Si me preguntáis por las tendencias que mueven nuestra sociedad hoy en día, destacaría sin duda alguna dos: sensacionalismo e inmediatez. Y no hace falta ir muy lejos para encontrar dónde las vemos. Es tan sencillo como leer o escuchar las noticias, echar un vistazo en las redes sociales, o pensar en la gestión que hacemos de nuestro tiempo.

Queremos vivir con intensidad, disfrutando de todo lo que pueda estar a nuestro alcance, y reducir al mínimo el tiempo perdido. Hacer las compras online, apuntarnos a todo lo que nos apetezca, asistir a todas las fiestas y viajes… el famoso “miedo a no perder nada”.
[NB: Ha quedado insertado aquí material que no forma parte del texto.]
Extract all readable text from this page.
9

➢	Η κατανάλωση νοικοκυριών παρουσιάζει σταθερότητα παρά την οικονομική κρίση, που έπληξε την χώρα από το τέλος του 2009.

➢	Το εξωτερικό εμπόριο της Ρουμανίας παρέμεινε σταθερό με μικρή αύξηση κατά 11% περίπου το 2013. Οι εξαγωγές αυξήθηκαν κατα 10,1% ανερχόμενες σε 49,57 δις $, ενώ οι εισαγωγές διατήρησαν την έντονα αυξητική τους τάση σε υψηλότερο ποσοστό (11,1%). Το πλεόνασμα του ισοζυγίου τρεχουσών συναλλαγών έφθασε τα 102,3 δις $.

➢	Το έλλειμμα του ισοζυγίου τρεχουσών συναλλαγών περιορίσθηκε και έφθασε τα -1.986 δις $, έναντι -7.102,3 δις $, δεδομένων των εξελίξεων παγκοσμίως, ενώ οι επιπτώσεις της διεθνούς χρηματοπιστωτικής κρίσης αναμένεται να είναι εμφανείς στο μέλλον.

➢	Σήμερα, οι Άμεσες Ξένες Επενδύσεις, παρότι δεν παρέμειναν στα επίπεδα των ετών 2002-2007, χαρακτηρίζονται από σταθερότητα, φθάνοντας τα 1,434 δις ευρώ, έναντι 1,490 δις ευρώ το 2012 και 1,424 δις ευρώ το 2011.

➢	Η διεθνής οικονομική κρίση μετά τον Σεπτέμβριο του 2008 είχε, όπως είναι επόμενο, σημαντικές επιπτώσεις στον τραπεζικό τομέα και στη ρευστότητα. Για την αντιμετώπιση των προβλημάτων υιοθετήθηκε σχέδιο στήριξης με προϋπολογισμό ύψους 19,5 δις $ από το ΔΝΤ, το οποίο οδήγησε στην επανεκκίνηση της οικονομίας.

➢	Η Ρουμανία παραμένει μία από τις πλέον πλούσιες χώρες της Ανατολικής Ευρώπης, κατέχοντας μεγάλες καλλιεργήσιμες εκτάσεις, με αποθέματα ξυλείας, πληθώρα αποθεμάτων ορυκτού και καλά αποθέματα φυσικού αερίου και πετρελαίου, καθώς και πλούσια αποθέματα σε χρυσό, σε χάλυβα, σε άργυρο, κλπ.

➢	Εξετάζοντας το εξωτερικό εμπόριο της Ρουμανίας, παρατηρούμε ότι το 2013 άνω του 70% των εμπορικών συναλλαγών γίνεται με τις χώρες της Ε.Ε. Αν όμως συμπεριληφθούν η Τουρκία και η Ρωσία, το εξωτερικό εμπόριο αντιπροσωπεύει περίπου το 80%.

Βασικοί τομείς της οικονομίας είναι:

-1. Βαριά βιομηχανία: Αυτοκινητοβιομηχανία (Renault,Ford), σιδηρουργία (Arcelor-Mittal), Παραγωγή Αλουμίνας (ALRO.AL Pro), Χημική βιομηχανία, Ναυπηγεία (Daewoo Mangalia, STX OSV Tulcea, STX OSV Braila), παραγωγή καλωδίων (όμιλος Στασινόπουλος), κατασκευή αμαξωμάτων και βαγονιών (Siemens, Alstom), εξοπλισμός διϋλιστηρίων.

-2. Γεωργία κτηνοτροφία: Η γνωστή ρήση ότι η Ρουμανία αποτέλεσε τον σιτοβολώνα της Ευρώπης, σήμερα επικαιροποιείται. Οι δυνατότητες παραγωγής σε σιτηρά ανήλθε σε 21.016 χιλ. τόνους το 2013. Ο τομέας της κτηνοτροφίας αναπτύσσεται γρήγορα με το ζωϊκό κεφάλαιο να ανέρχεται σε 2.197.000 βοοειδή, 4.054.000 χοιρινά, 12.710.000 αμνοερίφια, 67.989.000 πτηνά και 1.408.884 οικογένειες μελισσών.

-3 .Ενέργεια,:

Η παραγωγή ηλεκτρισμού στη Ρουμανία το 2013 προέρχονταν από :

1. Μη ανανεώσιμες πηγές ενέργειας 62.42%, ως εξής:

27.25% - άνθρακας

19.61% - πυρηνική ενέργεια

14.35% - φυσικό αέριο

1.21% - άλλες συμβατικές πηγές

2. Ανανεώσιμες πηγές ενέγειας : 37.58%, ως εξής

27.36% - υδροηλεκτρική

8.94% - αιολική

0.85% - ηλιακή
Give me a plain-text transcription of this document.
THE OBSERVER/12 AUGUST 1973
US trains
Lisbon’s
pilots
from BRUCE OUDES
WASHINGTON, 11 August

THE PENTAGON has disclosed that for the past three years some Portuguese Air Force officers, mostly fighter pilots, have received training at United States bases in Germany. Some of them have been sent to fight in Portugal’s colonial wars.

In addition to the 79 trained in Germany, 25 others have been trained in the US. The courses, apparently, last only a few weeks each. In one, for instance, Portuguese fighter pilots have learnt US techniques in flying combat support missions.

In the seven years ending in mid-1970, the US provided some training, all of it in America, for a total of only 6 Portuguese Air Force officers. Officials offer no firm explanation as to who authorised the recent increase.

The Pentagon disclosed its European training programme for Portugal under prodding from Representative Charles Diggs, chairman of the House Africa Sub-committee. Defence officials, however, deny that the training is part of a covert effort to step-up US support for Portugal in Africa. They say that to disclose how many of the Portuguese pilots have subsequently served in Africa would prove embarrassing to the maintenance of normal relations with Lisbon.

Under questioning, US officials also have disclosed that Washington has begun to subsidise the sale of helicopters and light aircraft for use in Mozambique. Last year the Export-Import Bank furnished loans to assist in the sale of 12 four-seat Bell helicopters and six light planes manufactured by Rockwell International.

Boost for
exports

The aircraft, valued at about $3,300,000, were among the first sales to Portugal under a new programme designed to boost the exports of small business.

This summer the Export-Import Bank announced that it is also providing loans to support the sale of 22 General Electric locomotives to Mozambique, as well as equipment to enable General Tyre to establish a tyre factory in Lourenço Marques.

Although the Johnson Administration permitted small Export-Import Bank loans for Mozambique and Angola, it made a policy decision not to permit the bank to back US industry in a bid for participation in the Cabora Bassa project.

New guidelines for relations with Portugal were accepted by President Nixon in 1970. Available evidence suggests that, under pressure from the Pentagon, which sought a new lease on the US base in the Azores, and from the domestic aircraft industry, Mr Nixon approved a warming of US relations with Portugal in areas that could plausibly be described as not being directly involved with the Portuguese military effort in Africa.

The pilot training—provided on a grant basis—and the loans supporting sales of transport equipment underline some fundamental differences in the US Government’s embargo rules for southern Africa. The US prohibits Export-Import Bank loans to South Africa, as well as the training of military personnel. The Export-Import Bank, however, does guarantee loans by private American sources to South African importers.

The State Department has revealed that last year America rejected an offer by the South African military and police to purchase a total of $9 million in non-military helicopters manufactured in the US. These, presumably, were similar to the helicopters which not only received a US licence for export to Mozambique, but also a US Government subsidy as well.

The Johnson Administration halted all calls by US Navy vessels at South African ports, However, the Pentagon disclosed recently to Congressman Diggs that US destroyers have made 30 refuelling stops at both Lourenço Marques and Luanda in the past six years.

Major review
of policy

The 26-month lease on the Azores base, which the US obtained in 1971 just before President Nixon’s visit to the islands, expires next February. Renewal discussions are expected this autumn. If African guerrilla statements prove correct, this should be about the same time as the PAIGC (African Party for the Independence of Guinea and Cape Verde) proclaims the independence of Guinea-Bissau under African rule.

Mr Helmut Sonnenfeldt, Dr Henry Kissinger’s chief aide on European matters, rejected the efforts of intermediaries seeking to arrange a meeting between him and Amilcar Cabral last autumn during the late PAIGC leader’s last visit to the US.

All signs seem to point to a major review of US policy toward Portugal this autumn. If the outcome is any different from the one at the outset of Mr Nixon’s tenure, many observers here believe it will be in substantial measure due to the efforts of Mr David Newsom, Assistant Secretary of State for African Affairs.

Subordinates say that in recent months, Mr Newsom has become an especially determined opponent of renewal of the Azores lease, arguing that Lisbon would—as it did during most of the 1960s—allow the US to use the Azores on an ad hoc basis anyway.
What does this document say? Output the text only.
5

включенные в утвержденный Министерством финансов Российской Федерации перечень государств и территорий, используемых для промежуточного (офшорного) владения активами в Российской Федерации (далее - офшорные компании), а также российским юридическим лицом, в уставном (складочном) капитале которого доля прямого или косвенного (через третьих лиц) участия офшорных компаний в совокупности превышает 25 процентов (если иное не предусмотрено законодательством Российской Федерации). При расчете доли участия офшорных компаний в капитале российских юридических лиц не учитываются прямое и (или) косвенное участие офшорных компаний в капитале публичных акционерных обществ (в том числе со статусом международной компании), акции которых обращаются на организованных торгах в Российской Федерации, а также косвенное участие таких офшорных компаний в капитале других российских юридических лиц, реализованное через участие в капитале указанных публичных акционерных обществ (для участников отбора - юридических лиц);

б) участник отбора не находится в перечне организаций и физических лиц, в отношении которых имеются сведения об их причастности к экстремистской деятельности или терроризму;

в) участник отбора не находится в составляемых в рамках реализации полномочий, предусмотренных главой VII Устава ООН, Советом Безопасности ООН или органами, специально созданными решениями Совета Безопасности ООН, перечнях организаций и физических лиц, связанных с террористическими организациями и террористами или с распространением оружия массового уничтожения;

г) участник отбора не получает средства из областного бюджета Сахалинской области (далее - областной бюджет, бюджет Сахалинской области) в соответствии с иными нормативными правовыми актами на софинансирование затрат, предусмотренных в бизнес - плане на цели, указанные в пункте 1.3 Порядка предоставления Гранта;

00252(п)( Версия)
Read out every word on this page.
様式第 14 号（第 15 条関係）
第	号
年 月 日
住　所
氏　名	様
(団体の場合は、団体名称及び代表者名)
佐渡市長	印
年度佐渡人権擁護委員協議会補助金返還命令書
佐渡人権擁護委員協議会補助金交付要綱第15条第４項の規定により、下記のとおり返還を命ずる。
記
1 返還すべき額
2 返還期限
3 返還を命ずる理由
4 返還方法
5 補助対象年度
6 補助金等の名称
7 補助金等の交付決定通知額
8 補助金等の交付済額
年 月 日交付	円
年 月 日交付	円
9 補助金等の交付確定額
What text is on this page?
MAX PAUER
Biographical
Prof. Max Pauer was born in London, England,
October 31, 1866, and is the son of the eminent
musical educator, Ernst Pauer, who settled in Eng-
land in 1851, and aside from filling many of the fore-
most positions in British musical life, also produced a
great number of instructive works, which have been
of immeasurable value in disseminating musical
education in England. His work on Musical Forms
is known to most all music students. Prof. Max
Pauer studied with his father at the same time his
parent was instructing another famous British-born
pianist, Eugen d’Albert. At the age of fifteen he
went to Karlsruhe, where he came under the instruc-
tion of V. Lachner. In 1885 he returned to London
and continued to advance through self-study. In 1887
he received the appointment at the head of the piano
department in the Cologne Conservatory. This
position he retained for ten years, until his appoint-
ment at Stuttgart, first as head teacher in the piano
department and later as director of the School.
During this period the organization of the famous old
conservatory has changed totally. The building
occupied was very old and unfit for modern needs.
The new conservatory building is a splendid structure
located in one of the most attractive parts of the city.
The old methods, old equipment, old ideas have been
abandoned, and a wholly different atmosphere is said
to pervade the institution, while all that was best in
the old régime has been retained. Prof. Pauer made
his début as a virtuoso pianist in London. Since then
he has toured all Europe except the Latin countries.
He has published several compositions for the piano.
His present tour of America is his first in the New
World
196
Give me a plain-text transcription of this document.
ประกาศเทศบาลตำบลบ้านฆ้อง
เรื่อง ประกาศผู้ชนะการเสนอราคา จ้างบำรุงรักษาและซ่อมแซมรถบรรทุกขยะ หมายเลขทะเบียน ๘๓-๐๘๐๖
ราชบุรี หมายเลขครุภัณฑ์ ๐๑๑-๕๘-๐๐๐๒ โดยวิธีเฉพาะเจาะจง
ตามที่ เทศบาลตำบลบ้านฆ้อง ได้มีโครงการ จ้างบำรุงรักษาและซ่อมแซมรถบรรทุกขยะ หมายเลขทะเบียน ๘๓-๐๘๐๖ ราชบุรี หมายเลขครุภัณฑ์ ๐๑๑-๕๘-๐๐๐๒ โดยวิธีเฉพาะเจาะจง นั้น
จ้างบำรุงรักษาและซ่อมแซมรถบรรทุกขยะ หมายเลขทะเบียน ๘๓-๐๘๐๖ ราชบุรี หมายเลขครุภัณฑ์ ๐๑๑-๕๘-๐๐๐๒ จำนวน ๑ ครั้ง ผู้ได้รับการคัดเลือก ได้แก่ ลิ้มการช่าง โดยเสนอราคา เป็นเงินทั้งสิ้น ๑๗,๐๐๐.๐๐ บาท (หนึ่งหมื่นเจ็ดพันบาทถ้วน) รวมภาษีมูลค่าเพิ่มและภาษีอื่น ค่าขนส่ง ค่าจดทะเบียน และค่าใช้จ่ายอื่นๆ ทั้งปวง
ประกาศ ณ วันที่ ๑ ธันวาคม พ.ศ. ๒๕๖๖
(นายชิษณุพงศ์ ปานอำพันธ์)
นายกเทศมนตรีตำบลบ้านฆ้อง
Reconozco que es muy difícil ser inmune a las noticias que te llegan sí o sí (porque nosotros, a pesar de no tener tele en casa, nos enteramos por los grupos de WhatsApp, o a la hora del café en el trabajo).

Hoy en día ese punto de sensacionalismo hace que todo sean noticias inolvidables, indignantes, tremendas o increíbles. Estamos expuestos a un grado de sentimentalismo muy fuerte y es complicado quedarse afuera. Más que nunca parece que nos importan todas las desgracias del mundo y no sabemos ni por donde empezar para sentir todas las penas. Creo que es muy agobiante.

Lo peor es que estas dos tendencias, sensacionalismo e inmediatez, contagian también otro aspecto de nuestra vida: las relaciones. Por culpa de la sobredosis de sentimientos e inmediatez se nos ha desdibujado el significado del amor.

Está claro que el amor, entre otras cosas, es un sentimiento. Pero sobre todo es un acto de querer el bien del otro. Si nos quedamos en lo sentimental e inmediato, en el enamoramiento y el afecto, condenamos el amor al fracaso. Para que el amor tenga realmente un significado hace falta activar esa acción de querer el bien, es decir, aplicar la voluntad, sin la que no seríamos capaces de seguir adelante con nuestros compromisos.

 Nada es difícil si hay voluntadEnrique Rojas

Teniendo metas pero sobre todo objetivos, seremos capaces de cumplir con lo que nos importa, dar una dirección concreta y determinar los pasos necesarios para invertir en lo que queremos.

Si realmente nos importa el bien del otro, si lo deseamos para la persona más importante de nuestra vida, lo que debería movernos (aparte de sentimientos y enamoramiento) son las metas y objetivos que pongamos si añadimos voluntad a lo que más importa en nuestras vidas, el amor.